When the band stops at Camden's Susquehanna Bank Center tonight in support of headliner Slipknot on the "Prepare for Hell Tour," expect a lot of the older songs from the catalog, said bass player Reggie Arvizu, known to fans as "Fieldy."

"On this leg, we're only doing two new songs from 'The Paradigm Shift,' " Fieldy said in a recent telephone interview, referring to the band's 11th studio album, released in late 2013, on Prospect Park Records. "[We're doing] 'Hater' and 'Love & Meth,' and that's it. Everything else is classic bangers."

That won't change any time soon, Fieldy said. The bands will team up again in the new year for a short tour in Europe. Korn - which formed in Bakersfield, Calif., in 1993, and includes lead singer Jonathan Davis, guitarists James "Munky" Shaffer and Brian "Head" Welch, and drummer Ray Luzier - then will soon begin preparing for a spring tour marking the 20th anniversary of its debut record, "Korn," which the band will play in its entirety.

"We'll probably be rehearsing to learn those songs, because we don't know them," Fieldy said. "We haven't played 'em in 20 years."

Speaking of vintage Korn fans, Fieldy said he's noticed a change in fans' demographics at shows.

"It seems like a lot of fans are my age, which is 45, but they're bringing their kids, so it kind of mixes it up and turning it into a family affair," he said.

Korn's latest songs are among its best. Fieldy said he thinks that's the case with many artists in or near their 40s.

"All my friends out here that are in bands that I've known over the 20 years, their newest albums are my favorites; they're better than they've ever been," he said.

Asked why he thinks that's the case, he said, "Because I think they're finally realizing who they really are, and what they were always trying to get out of their system, and it becomes their best work, because they've established who they really are."

Korn is a pioneer of nu metal, which blends hip-hop and rap with more traditional elements of metal.

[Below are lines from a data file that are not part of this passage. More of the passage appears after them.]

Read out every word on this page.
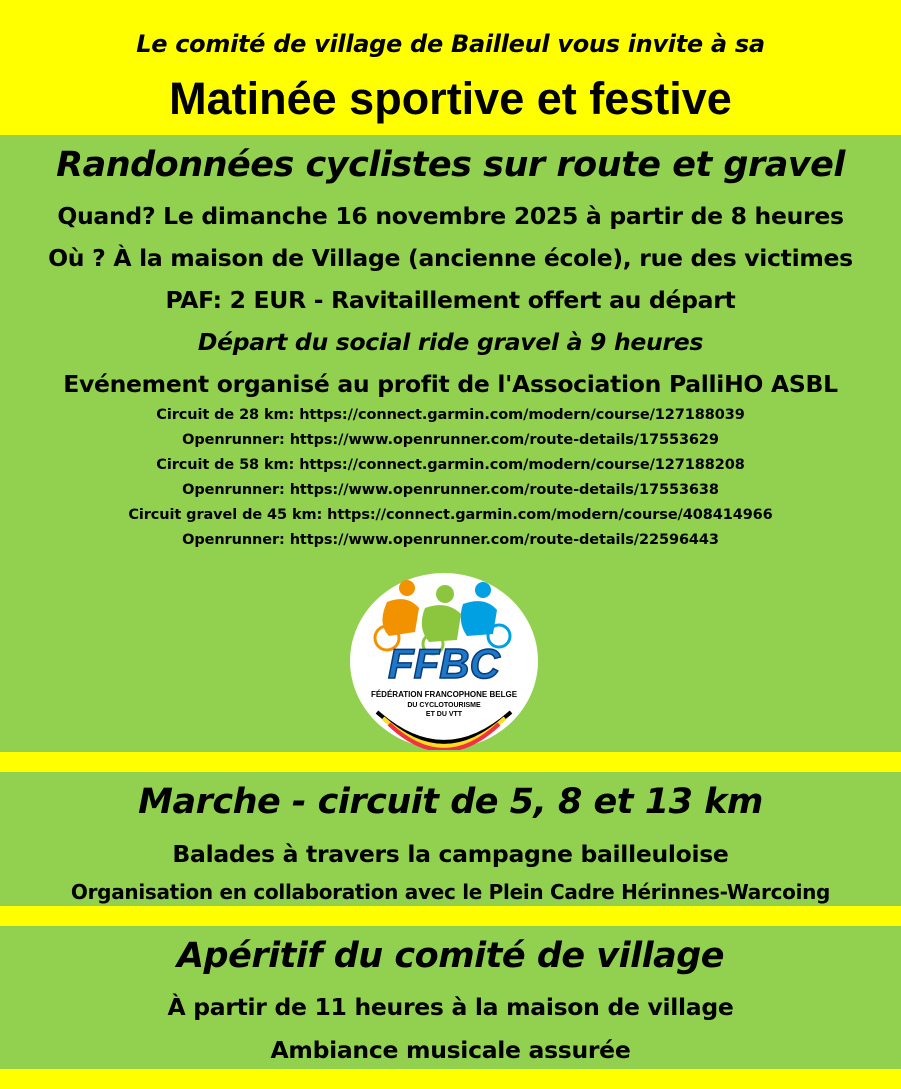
Le comité de village de Bailleul vous invite à sa
Matinée sportive et festive
Randonnées cyclistes sur route et gravel
Quand? Le dimanche 16 novembre 2025 à partir de 8 heures
Où ? À la maison de Village (ancienne école), rue des victimes
PAF: 2 EUR - Ravitaillement offert au départ
Départ du social ride gravel à 9 heures
Evénement organisé au profit de l'Association PalliHO ASBL
Circuit de 28 km: https://connect.garmin.com/modern/course/127188039
Openrunner: https://www.openrunner.com/route-details/17553629
Circuit de 58 km: https://connect.garmin.com/modern/course/127188208
Openrunner: https://www.openrunner.com/route-details/17553638
Circuit gravel de 45 km: https://connect.garmin.com/modern/course/408414966
Openrunner: https://www.openrunner.com/route-details/22596443
FFBC
FÉDÉRATION FRANCOPHONE BELGE
DU CYCLOTOURISME
ET DU VTT
Marche - circuit de 5, 8 et 13 km
Balades à travers la campagne bailleuloise
Organisation en collaboration avec le Plein Cadre Hérinnes-Warcoing
Apéritif du comité de village
À partir de 11 heures à la maison de village
Ambiance musicale assurée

Fieldy has some side projects that go beyond those boundaries, including playing guitar for the rock band StillWell and working on a bass solo album, which, he said, "takes you on a musical journey, from jazz, fusion, funk, Latin, blues, rock, reggae - every type of music that you can think of."

Fieldy, who became a Christian and turned his life around several years ago after his father's death, in 2005, also said he has worked on a daily devotional, but preferred not to go into much detail because it is in an early stage.

For now, though, he and his bandmates are enjoying touring extensively with the high-powered Slipknot for the first time.

"It just never kind of lined up [before], because everybody's always touring, doing this and that, but it finally worked out," he said.

"We kinda know, Korn going out with Slipknot, it's a no-brainer, that this was going to be good. And it is."